Через полчаса закрыл тетрадь. Иногда я жалею, что она не из кожи врага. Теперь пора идти. Перед тем как покинуть бар, захожу в туалет, достаю из кармана флакончик йода. Отвинчиваю крышку и нюхаю.
Запах простейшего медицинского снадобья помогает мне жить.
Когда спускался в метро, сбоку приблизилась женщина. Бывают такие – несуразные, оплывшие, – смотришь и думаешь: господи, милая, кто ж с тобой совокупляется?
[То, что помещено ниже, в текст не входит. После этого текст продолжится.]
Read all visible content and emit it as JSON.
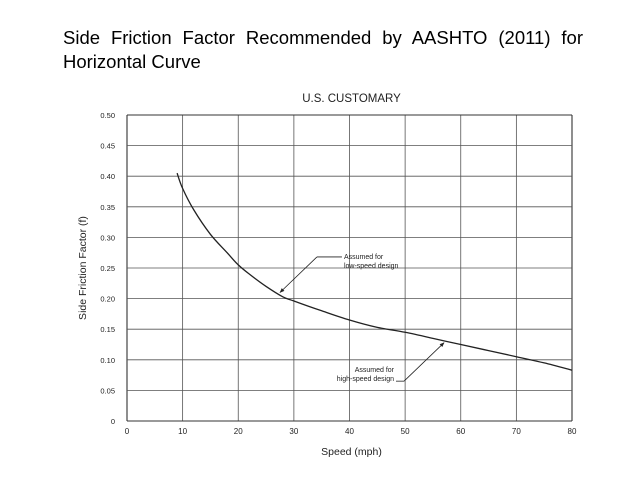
{
  "slide": {
    "title": "Side Friction Factor Recommended by AASHTO (2011) for Horizontal Curve"
  },
  "chart_data": {
    "type": "line",
    "title": "U.S. CUSTOMARY",
    "xlabel": "Speed (mph)",
    "ylabel": "Side Friction Factor (f)",
    "xlim": [
      0,
      80
    ],
    "ylim": [
      0,
      0.5
    ],
    "xticks": [
      0,
      10,
      20,
      30,
      40,
      50,
      60,
      70,
      80
    ],
    "yticks": [
      "0",
      "0.05",
      "0.10",
      "0.15",
      "0.20",
      "0.25",
      "0.30",
      "0.35",
      "0.40",
      "0.45",
      "0.50"
    ],
    "grid": true,
    "series": [
      {
        "x": [
          9,
          10,
          12,
          15,
          18,
          20,
          22,
          25,
          28,
          30,
          35,
          40,
          45,
          50,
          55,
          60,
          65,
          70,
          75,
          80
        ],
        "y": [
          0.405,
          0.38,
          0.345,
          0.305,
          0.275,
          0.255,
          0.24,
          0.22,
          0.203,
          0.196,
          0.18,
          0.165,
          0.153,
          0.145,
          0.135,
          0.125,
          0.115,
          0.105,
          0.095,
          0.083
        ],
        "color": "#222222"
      }
    ],
    "annotations": [
      {
        "text": [
          "Assumed for",
          "low-speed design"
        ],
        "x": 39,
        "y": 0.255,
        "point_to": [
          27.5,
          0.21
        ]
      },
      {
        "text": [
          "Assumed for",
          "high-speed design"
        ],
        "x": 48,
        "y": 0.07,
        "point_to": [
          57,
          0.128
        ]
      }
    ]
  }
}
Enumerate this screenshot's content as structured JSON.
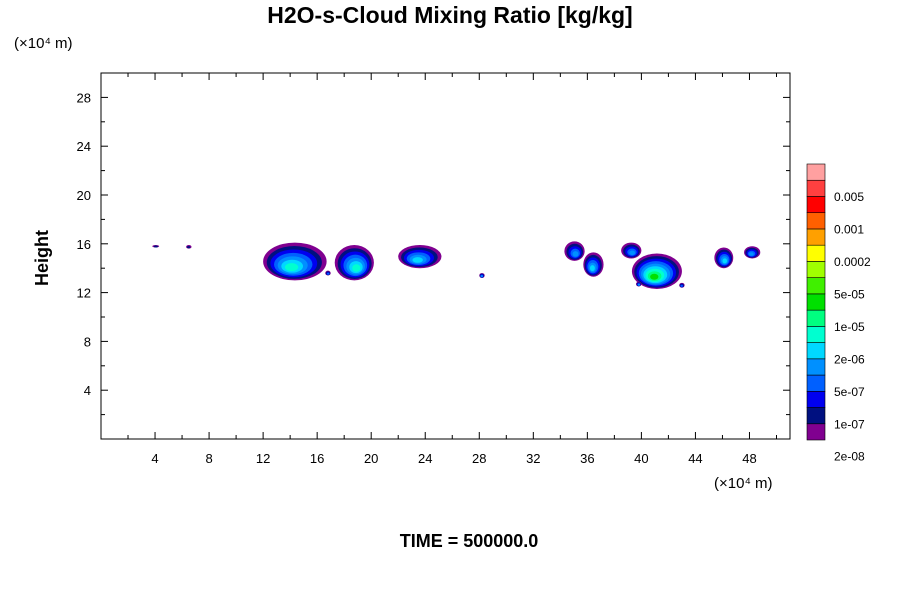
{
  "title": "H2O-s-Cloud Mixing Ratio [kg/kg]",
  "time_label": "TIME = 500000.0",
  "chart_data": {
    "type": "heatmap",
    "title": "H2O-s-Cloud Mixing Ratio [kg/kg]",
    "ylabel": "Height",
    "xlabel": "",
    "x_unit": "(×10⁴ m)",
    "y_unit": "(×10⁴ m)",
    "xlim": [
      0,
      51
    ],
    "ylim": [
      0,
      30
    ],
    "x_ticks": [
      4,
      8,
      12,
      16,
      20,
      24,
      28,
      32,
      36,
      40,
      44,
      48
    ],
    "y_ticks": [
      4,
      8,
      12,
      16,
      20,
      24,
      28
    ],
    "colorbar": {
      "labels": [
        "0.005",
        "0.001",
        "0.0002",
        "5e-05",
        "1e-05",
        "2e-06",
        "5e-07",
        "1e-07",
        "2e-08"
      ],
      "colors": [
        "#800090",
        "#001080",
        "#0000f0",
        "#0060ff",
        "#0090ff",
        "#00d8ff",
        "#00ffd0",
        "#00ff80",
        "#00e000",
        "#40f000",
        "#a0ff00",
        "#ffff00",
        "#ffa000",
        "#ff6000",
        "#ff0000",
        "#ff4040",
        "#ffa0a0"
      ]
    },
    "cloud_patches": [
      {
        "x": [
          12.0,
          16.7
        ],
        "y": [
          13.0,
          16.1
        ],
        "max_level": 6
      },
      {
        "x": [
          17.3,
          20.2
        ],
        "y": [
          13.0,
          15.9
        ],
        "max_level": 6
      },
      {
        "x": [
          22.0,
          25.2
        ],
        "y": [
          14.0,
          15.9
        ],
        "max_level": 5
      },
      {
        "x": [
          34.3,
          35.8
        ],
        "y": [
          14.6,
          16.2
        ],
        "max_level": 4
      },
      {
        "x": [
          35.7,
          37.2
        ],
        "y": [
          13.3,
          15.3
        ],
        "max_level": 5
      },
      {
        "x": [
          38.5,
          40.0
        ],
        "y": [
          14.8,
          16.1
        ],
        "max_level": 4
      },
      {
        "x": [
          39.3,
          43.0
        ],
        "y": [
          12.3,
          15.2
        ],
        "max_level": 8
      },
      {
        "x": [
          45.4,
          46.8
        ],
        "y": [
          14.0,
          15.7
        ],
        "max_level": 5
      },
      {
        "x": [
          47.6,
          48.8
        ],
        "y": [
          14.8,
          15.8
        ],
        "max_level": 4
      },
      {
        "x": [
          3.8,
          4.3
        ],
        "y": [
          15.7,
          15.9
        ],
        "max_level": 1
      },
      {
        "x": [
          6.3,
          6.7
        ],
        "y": [
          15.6,
          15.9
        ],
        "max_level": 1
      },
      {
        "x": [
          16.6,
          17.0
        ],
        "y": [
          13.4,
          13.8
        ],
        "max_level": 3
      },
      {
        "x": [
          28.0,
          28.4
        ],
        "y": [
          13.2,
          13.6
        ],
        "max_level": 4
      },
      {
        "x": [
          39.6,
          40.0
        ],
        "y": [
          12.5,
          12.9
        ],
        "max_level": 4
      },
      {
        "x": [
          42.8,
          43.2
        ],
        "y": [
          12.4,
          12.8
        ],
        "max_level": 3
      }
    ]
  }
}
Вдруг она тихо, с доброй улыбкой, как бы по секрету, сообщила:
– В прошлом годе поехали на машине в Геленджик… Кажись, впятером… Не помню всколькером… Так пока ехали – нас восемь раз оштрафовали!
Я кивнул и ускорил шаг. Я видел ее впервые в жизни. Доверительная интонация меня тронула. Восемь раз оштрафовали, ничего себе.
Почему именно мне выпала честь воспринять столь захватывающий факт чужой жизни, я не задумался. Ответ давно известен.
Тут же память подкинула картинку из бурного прошлого: тюрьма, общая хата, сто тридцать человек, в дальнем углу, возле телевизора, стою я – прибившийся к злодеям коммерсант, неплательщик налогов; открывается дверь, вталкивают новоселов, семь единиц, из них, как обычно, один более-менее нормальный, с пакетиком личных вещей, остальные – конченые демоны, клошары, божьи люди; тугою волною приплывает незабываемый перегарно-генитальный запах; один из новичков тут же прорывается сквозь толпу – оттирая плечом бедолагу Димочку Сидорова, который нянчит забинтованную ладонь, – прямо ко мне, упирает в область моего подбородка взгляд, мутный, как картофельный отвар, и пневмонически хрипит:
– Помоги, уважаемый, дай десять рублей, не хватает опохмелиться.
В его волосах крупные, бронзового цвета вши.
– Откуда? – равнодушно отвечаю я, отшагивая и одновременно изумляясь – не тому, что несчастный перепутал изолятор с площадью трех вокзалов (стресс, духота, белая горячка, бывает), а тому, что из ста тридцати кандидатов на роль бескорыстного спонсора выбран именно я. То есть смотрюсь самым великодушным и отзывчивым. И при десяти рублях.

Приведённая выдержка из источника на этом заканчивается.